Pero, de que así lo creía no hay duda
alguna. En medio de la crisis, el 27 de octubre, Fidel envió con el embajador
soviético en Cuba, Alexei Alexéiev, una carta personal a Jruschov en la que le
dijo que si EE UU invadía a Cuba, la guerra nuclear era inevitable y que, por
tanto, la URSS debía dar el primer golpe antes de que lo hicieran los
norteamericanos.
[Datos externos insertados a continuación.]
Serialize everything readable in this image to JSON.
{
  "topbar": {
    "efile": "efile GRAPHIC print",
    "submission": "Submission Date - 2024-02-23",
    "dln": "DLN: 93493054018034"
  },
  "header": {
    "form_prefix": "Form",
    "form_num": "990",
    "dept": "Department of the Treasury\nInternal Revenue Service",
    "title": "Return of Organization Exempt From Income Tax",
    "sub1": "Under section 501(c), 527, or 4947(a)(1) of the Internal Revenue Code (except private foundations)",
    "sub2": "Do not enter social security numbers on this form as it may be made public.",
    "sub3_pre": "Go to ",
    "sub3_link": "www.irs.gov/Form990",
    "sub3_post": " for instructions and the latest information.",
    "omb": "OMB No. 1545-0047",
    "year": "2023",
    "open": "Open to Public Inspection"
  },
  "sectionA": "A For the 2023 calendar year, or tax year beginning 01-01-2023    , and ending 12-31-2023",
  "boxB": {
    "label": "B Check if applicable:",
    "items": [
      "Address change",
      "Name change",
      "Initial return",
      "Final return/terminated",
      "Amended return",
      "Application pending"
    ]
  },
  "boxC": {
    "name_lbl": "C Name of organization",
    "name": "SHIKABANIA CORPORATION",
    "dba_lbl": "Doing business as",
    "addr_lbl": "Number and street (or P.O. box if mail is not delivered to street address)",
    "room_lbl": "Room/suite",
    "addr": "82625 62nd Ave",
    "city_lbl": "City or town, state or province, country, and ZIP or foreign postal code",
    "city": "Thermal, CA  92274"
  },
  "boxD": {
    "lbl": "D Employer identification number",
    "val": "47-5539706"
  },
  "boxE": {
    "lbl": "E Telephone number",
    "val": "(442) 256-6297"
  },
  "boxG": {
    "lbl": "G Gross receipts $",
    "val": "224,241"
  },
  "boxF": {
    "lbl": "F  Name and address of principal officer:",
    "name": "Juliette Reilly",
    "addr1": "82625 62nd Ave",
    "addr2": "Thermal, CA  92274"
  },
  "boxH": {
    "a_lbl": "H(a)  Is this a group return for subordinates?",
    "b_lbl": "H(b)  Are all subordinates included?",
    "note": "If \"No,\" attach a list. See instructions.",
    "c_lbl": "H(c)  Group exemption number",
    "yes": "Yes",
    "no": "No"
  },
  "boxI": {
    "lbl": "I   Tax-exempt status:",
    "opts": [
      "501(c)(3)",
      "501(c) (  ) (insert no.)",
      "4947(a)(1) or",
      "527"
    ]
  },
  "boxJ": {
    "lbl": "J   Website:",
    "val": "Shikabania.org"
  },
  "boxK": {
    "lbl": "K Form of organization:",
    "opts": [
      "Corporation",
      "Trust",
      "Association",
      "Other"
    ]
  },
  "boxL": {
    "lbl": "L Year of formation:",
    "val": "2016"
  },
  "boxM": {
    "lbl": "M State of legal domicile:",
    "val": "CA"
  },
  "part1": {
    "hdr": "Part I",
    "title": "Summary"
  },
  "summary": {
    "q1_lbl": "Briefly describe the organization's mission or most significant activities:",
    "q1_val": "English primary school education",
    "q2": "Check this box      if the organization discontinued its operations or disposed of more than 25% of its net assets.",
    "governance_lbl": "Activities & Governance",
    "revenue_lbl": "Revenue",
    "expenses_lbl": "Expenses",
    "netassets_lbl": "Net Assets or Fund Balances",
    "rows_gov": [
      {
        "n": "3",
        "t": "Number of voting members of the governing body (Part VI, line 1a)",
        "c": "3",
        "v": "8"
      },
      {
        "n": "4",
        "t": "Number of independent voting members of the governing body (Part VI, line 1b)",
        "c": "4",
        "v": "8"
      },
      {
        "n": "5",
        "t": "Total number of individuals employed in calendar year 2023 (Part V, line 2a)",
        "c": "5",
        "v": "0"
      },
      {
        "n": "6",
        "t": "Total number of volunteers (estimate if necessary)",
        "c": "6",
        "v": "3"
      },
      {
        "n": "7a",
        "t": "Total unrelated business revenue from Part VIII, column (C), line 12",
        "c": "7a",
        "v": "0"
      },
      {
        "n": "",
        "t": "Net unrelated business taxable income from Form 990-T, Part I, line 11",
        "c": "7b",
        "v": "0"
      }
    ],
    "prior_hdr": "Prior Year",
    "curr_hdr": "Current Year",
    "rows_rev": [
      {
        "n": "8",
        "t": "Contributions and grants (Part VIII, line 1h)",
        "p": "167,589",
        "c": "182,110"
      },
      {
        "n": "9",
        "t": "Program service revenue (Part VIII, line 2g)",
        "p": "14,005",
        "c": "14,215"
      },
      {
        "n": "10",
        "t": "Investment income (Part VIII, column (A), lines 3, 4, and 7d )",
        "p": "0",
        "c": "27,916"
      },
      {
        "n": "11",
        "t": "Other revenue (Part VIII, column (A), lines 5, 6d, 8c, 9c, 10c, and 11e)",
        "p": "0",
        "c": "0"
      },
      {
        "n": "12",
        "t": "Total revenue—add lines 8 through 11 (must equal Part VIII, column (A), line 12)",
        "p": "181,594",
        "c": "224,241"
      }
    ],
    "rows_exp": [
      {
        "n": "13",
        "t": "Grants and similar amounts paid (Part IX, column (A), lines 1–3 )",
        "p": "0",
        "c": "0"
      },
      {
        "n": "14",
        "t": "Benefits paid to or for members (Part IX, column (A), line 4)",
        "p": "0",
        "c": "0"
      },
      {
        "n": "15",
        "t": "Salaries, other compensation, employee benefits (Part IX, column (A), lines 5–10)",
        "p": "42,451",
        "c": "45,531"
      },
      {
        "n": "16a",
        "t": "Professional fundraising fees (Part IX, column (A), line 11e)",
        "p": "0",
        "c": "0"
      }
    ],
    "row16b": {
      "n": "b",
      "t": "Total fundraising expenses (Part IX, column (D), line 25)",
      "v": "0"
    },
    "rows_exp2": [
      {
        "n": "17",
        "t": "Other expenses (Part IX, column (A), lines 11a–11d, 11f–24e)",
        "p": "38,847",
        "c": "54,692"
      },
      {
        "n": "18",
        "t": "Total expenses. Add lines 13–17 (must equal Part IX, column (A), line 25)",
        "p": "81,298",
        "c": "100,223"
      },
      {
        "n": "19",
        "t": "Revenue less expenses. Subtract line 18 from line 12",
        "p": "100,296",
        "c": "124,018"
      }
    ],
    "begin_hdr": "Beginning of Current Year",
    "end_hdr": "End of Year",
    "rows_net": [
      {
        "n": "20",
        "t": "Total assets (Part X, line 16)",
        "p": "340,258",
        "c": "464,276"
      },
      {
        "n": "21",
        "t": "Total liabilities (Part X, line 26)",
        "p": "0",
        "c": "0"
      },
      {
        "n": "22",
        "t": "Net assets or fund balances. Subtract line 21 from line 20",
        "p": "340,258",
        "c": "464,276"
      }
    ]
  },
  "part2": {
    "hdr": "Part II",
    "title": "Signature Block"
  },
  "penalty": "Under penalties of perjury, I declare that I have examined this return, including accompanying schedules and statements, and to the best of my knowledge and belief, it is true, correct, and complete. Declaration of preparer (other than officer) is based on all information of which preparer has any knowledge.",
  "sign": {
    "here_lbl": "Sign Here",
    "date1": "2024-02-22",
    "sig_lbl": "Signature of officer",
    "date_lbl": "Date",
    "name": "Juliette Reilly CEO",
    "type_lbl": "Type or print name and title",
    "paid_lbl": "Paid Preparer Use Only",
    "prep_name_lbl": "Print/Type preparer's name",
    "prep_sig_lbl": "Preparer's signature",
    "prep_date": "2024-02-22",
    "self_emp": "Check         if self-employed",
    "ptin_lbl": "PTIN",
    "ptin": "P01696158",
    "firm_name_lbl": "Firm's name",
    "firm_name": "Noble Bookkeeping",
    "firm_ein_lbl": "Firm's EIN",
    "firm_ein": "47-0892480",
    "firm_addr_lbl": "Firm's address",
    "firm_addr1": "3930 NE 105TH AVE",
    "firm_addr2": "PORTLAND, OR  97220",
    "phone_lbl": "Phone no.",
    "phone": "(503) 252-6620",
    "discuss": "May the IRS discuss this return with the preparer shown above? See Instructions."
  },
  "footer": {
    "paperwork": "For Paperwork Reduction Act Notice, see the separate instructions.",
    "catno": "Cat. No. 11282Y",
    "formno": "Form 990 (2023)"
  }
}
O sea, que poniendo un pie en la Isla el primer soldado
estadounidense, una lluvia de cohetes nucleares debía caer sobre el territorio
de EE UU.
Perplejo al leer la carta de Castro,
tres días después, el 30 de octubre de 1962, Jruschov, en una reunión en el
Kremlin con una delegación de Checoslovaquia, mostró su asombro acerca de que
debían ser ellos "los primeros en iniciar una guerra atómica". Al
publicar sus memorias, luego de ser sustituido por Leonid Brezhnev en 1964,
Jruschov señaló: "Solo una persona
que no tiene idea de lo que significa una guerra nuclear, o que está
enceguecida por la pasión revolucionaria, como sucede con Fidel Castro, puede
hablar de ese modo…"
En tanto, el segundo hombre más
influyente en la cúpula de poder castrista en octubre de 1962 (por encima de
Raúl Castro, el sucesor formalmente designado), el Che Guevara, se hallaba
igualmente a años luz de la sensatez. Estaba deseoso por desatar una guerra
nuclear con tal de hacer desaparecer al imperialismo yanqui.
En una entrevista que el 29 de
noviembre de 1962 le hizo en La Habana el corresponsal del diario británico
Daily Worker, San Russell, el Che declaró: "Si los misiles hubiesen permanecido en Cuba, nosotros los habríamos
usado contra el propio corazón de los Estados Unidos, incluyendo la ciudad de
Nueva York, en nuestra defensa contra la agresión. […] Nosotros marcharemos hacia la victoria aun si ello cuesta millones de
víctimas en una guerra atómica".
De manera que si de Castro y el Che
hubiese dependido, no se habrían retirado los misiles de Cuba (como decidió
Moscú), EE UU habría invadido la Isla y ambos comandantes habrían comenzado a
lanzar cohetes atómicos que habrían causado la muerte de cientos de millones de
personas en América, Europa y Asia, pues la respuesta nuclear de Washington
contra la Unión Soviética habría sido inmediata, incluso desde sus
emplazamientos coheteriles en Turquía y otros países europeos, y desde Corea
del Sur y otras naciones, lo cual habría provocado contragolpes nucleares
soviéticos, y luego otros contragolpes estadounidenses hasta el exterminio
total.
Asombra hoy cómo un hombre como el Che
Guevara, contrariado porque no dispuso de cohetes atómicos para masacrar a
millones de civiles inocentes, y quien en el "Mensaje a la Tricontinental" (su testamento político publicado
en abril de 1967 en La Habana), llamaba a convertir a los revolucionarios en
unas "selectivas y frías máquinas de matar", puede ser considerado
hoy por vastos sectores de la izquierda en el mundo como un símbolo romántico
de esperanza de los pueblos.
Y causa estupor también que alguien
pueda admirar hoy a Fidel Castro, quien expresó su frustración ante un grupo de
mozalbetes universitarios, hace hoy medio siglo, por no haber tenido poder
suficiente para iniciar la Tercera Guerra Mundial y llevar a los terrícolas de
regreso a las húmedas y oscuras cavernas de la Edad de Piedra.